The greatest calamity in the history of science was the failure of Archimedes to invent positional notation. – Carl Friedrich Gauss
Although it has increased in the past 20 years, the number of mathematicians in the United States who devote large amounts of time to thinking about mathematics education below the college level is rather small. As a consequence, there is no standard set of activities that define the occupation. Teacher preparation and professional development are obvious areas for work, but at my university, we don’t have an education school, and no courses specifically for training teachers. So, I have had to figure out for myself what I might do to improve mathematics education (besides serving on committees and attending workshops, of course!).
What I have mainly done is, try to think about the mathematics of elementary school: what it involves, and what is needed to develop it robustly – the kinds of ideas that might go into writing a set of standards for mathematics education.

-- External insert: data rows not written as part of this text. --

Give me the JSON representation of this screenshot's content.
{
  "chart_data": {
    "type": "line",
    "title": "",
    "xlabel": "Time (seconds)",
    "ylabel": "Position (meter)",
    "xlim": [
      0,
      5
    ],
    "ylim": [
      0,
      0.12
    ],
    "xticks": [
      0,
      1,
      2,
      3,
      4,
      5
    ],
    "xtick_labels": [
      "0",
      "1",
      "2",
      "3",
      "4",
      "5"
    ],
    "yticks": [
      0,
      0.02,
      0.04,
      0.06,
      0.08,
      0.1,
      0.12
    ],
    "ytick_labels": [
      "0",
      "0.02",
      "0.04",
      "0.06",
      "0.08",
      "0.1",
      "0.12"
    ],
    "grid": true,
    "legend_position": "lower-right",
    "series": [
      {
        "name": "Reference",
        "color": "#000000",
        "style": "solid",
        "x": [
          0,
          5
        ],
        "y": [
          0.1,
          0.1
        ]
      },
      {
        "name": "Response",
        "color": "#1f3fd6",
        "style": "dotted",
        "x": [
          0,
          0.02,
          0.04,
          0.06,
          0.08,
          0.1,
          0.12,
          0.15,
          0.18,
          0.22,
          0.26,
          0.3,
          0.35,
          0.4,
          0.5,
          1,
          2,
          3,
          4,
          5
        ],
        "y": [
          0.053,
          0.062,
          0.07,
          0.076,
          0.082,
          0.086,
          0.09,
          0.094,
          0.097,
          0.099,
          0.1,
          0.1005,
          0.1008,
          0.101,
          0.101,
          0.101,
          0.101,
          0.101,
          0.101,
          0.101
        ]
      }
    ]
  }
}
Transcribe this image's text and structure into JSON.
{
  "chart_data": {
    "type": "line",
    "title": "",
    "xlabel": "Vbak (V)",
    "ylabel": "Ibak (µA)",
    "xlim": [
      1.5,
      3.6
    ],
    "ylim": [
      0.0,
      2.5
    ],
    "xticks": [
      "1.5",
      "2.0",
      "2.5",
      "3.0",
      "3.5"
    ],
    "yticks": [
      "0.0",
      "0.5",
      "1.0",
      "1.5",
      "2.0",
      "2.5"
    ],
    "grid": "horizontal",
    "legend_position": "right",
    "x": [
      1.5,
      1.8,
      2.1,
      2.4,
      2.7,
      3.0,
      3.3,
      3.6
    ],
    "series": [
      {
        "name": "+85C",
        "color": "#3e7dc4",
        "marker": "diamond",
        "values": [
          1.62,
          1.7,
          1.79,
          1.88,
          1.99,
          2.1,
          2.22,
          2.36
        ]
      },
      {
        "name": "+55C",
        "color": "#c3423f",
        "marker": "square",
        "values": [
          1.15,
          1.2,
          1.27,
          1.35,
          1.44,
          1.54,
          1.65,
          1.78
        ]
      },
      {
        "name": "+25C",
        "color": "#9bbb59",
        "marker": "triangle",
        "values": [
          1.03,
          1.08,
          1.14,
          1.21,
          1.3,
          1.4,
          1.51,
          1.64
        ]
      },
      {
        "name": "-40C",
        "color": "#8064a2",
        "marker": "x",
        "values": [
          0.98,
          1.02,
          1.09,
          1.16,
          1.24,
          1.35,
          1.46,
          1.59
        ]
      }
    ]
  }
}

I have found this to be a serious intellectual challenge. It is this challenge that has kept me thinking about mathematics education. After reading the book Knowing and Teaching Elementary Mathematics by Liping Ma, and serving on the committee that produced Adding It Up, I had the sense that place value was a topic that needed more attention in US math instruction. As part of a series of workshops at the Park City Mathematics Institute, whose goal was to have mathematicians attend to and discuss aspects of the elementary curriculum, I undertook to write an essay about place value. Accordingly, I sacrificed a substantial part of a visit to the wonderful Newton Institute in Cambridge, England, to produce Taking Place Value Seriously (joint with Susanna Epp; available online at http://www.maa.org/pmet/resources/PVHoweEpp-Nov2008.pdf). (Not to complain too much – I also wrote a research paper.)
One of biggest surprises of that project was the realization that there was no standard short name for the basic building blocks of the decimal system, the numbers like 2 and 70 and 300 and 4,000, that have only one non-zero digit. Such a number can be described as a “digit times a power of 10”, but this is rather cumbersome; also, it assumes the concept of “power of a number”, while one would like to draw student attention to these numbers before that concept is available. So I gave them a name. In the first draft of the essay, I called them “very round number”s. However, some of my Park City colleagues found this insufficiently dignified, so the term that survived to the essay is “single place number”. After writing the essay, I took every opportunity I had to advocate more attention to place value in US math education. (I found that Singapore does a much better job with place value, which reassured me that I was not crazy to emphasize it.) But I gradually realized that I was not communicating what I wanted to, and that the reason was connected to the lack of a name for a “digit times a power of 10″. Place value in the US is treated as a vocabulary issue: ones place, tens place, hundreds place. It is described procedurally rather than conceptually. Place value is treated as the rule that tells you how to read a number, not as the idea of expressing any number as a sum numbers of a very special form:”digit times a power of 10”.
It is this idea that gives place value notation its amazing power. Not only can we write very large numbers efficiently, we can compute with them by simple algorithms, based on two fundamental principles: 1) know how compute the sum or product of two “digit times a power of 10″s (in addition, only worry about the case when the powers of ten are the same); and 2) combine the results of 1) using the Rules of Arithmetic.
Because of the particular nature of the special numbers (they are “digit times a power of 10″s!), step 1) largely boils down to knowing how to compute with digits: the addition facts and the multiplication facts. This small amount of memorization gives one the potential to do an infinite number of computations.
But talking about place value procedurally prevents us from saying this. It takes the focus away from the nature of the special numbers and what we are doing with them, and turns it to the question of how to read numbers. This is of course very important, but it is only the very beginning, the first step in understanding the marvelous conceptual leap that place value embodies.
So my plea to the mathematics education community is: let’s talk conceptually about place value, and help teachers think conceptually about place value. And as an enabling first step, let’s find a short catchy standard name for “digit times a power of 10”!